Su segunda orden ya me llegó al cerebro y di media vuelta e hice lo que me pidió. Antes de hacerlo, vi a Ángela derrumbarse ante aquel numeroso grupo de siniestros fantasmas. Me dolió dejarla allí, puede que me comportara como una cobarde pero la obedecí y huí.
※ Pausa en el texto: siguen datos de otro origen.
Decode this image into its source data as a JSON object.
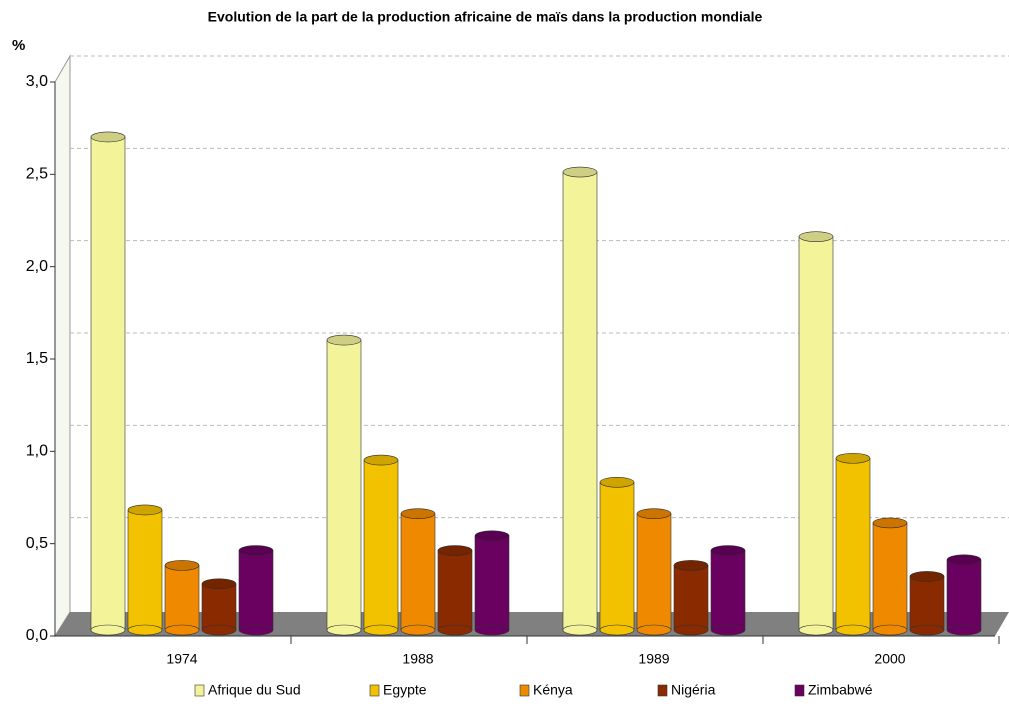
{
  "chart_data": {
    "type": "bar",
    "title": "Evolution de la part de la production africaine de maïs dans la production mondiale",
    "y_label": "%",
    "categories": [
      "1974",
      "1988",
      "1989",
      "2000"
    ],
    "series": [
      {
        "name": "Afrique du Sud",
        "color": "#f3f39a",
        "values": [
          2.67,
          1.57,
          2.48,
          2.13
        ]
      },
      {
        "name": "Egypte",
        "color": "#f2c200",
        "values": [
          0.65,
          0.92,
          0.8,
          0.93
        ]
      },
      {
        "name": "Kénya",
        "color": "#ef8a00",
        "values": [
          0.35,
          0.63,
          0.63,
          0.58
        ]
      },
      {
        "name": "Nigéria",
        "color": "#8a2a00",
        "values": [
          0.25,
          0.43,
          0.35,
          0.29
        ]
      },
      {
        "name": "Zimbabwé",
        "color": "#6a0060",
        "values": [
          0.43,
          0.51,
          0.43,
          0.38
        ]
      }
    ],
    "ylim": [
      0,
      3
    ],
    "yticks": [
      {
        "value": 0,
        "label": "0,0"
      },
      {
        "value": 0.5,
        "label": "0,5"
      },
      {
        "value": 1,
        "label": "1,0"
      },
      {
        "value": 1.5,
        "label": "1,5"
      },
      {
        "value": 2,
        "label": "2,0"
      },
      {
        "value": 2.5,
        "label": "2,5"
      },
      {
        "value": 3,
        "label": "3,0"
      }
    ],
    "grid": true
  }
}
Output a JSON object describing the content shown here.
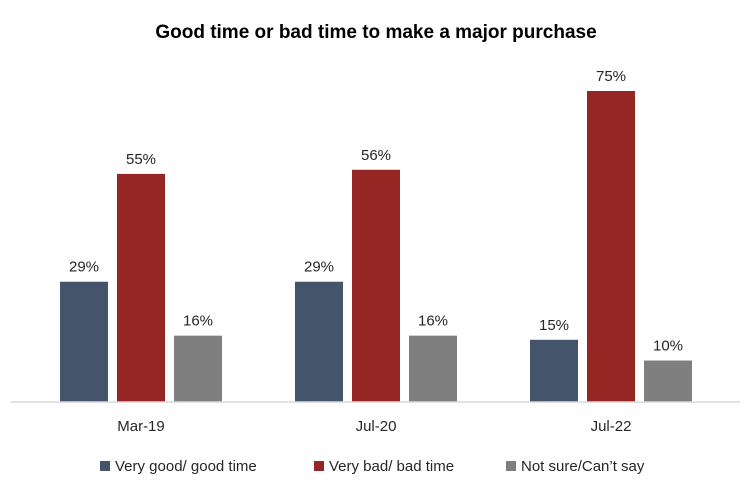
{
  "chart_data": {
    "type": "bar",
    "title": "Good time or bad time to make a major purchase",
    "categories": [
      "Mar-19",
      "Jul-20",
      "Jul-22"
    ],
    "series": [
      {
        "name": "Very good/ good time",
        "values": [
          29,
          29,
          15
        ],
        "color": "#44546A"
      },
      {
        "name": "Very bad/ bad time",
        "values": [
          55,
          56,
          75
        ],
        "color": "#952623"
      },
      {
        "name": "Not sure/Can’t say",
        "values": [
          16,
          16,
          10
        ],
        "color": "#7F7F7F"
      }
    ],
    "value_suffix": "%",
    "ylim": [
      0,
      80
    ],
    "grid": false,
    "legend_position": "bottom"
  }
}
No sabía dónde dirigirme, un punto a mi favor era que las personas no me incordiaban a la hora de escapar (ya era la segunda vez en ese día) porque podía atravesarlas, pero mis perseguidores también contaban con ello. Giré en una esquina y sentí un duro golpe en la cabeza haciendo que me cayera al suelo. Intenté levantarme pero una mano me levantó, no bruscamente pero tampoco con mucho cuidado. Quise gritar, agredirle y escupirle incluso. Todavía no le había visto la cara.

– ¡Haz el favor de callarte y no llames la atención! – su voz era masculina, joven. Embriagadora. – Te sacaré de aquí pero no me obligues a sedarte.
– ¡Suéltame! – forcejeé.
– ¡Maldita sea! – entre la multitud pude ver a quienes me buscaban – Dulces sueños.
– ¿Qué? ¡No! ¡Déjame! – a pesar de mis protestas me sedó y perdí la conciencia, que era lo único que hacía últimamente.